Tributes aside, goth rock has been a steady element of Lamp Of Murmuur's take on raw black metal since the beginning, always aiming for a very passionate "romantic" version of it. With raw one-man black metal bands like Këkht Aräkh, Ifernach, Saidan, Hulder, Pa Vesh En finding new ways to breathe new life into the genre, it seems that Lamp Of Murmuur manage to attract the most promise, even from before the project had launched any full lengths. We've covered demos, albums, and splits from the project, and we don't want to turn into Lamp Of Murmuur's official chroniclers, but on Submission And Slavery, and its counterpart, Punishment And Devotion, take the goth undertones into overtones.
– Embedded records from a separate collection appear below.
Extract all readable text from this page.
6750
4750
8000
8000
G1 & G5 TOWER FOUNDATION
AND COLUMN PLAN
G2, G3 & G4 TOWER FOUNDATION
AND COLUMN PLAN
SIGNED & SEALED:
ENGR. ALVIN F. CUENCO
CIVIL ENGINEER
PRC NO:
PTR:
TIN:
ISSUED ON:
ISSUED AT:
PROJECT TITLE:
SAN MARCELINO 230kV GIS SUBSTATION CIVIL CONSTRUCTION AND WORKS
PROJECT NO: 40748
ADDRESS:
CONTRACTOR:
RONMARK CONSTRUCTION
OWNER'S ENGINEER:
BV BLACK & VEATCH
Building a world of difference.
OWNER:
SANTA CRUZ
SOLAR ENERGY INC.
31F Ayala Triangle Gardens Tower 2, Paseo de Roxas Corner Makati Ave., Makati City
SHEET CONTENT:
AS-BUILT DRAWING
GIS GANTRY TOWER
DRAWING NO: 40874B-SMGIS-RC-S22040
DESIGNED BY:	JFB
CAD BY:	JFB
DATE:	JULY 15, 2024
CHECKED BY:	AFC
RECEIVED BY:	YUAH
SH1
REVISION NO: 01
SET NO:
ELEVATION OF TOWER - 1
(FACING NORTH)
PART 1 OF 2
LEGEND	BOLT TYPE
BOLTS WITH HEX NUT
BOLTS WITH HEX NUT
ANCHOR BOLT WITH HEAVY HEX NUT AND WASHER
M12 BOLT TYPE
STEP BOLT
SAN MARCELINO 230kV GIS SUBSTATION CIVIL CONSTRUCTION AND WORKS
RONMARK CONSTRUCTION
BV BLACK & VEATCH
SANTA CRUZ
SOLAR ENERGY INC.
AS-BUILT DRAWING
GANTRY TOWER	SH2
From the pianos on the interludes, the post-punk-ish guitar melodies, that one squeaky clean guitar solo on "Deformed Erotic Visage", the bigger emphasis on synths, it's almost as much goth as it is black metal. If the project always had these goth sounds and even fully explored them on the Dead Can Dance cover on the debut full-length, here they have a lot more space to be explored. There are moments that are fully black metal still, but the creeping synths and melodies never linger out for too long (it seems like the more conventionally black metal tracks have been left for Punishment And Devotion, which is a banger too). Complete with a Christian Death (hey, nice to remember that we have them featured), the goth rock parts take a bit more of a deathrock vibe, with some sounds bordering on the punkish side too. But overall, Lamp Of Murmuur hit big on both melodies and atmosphere.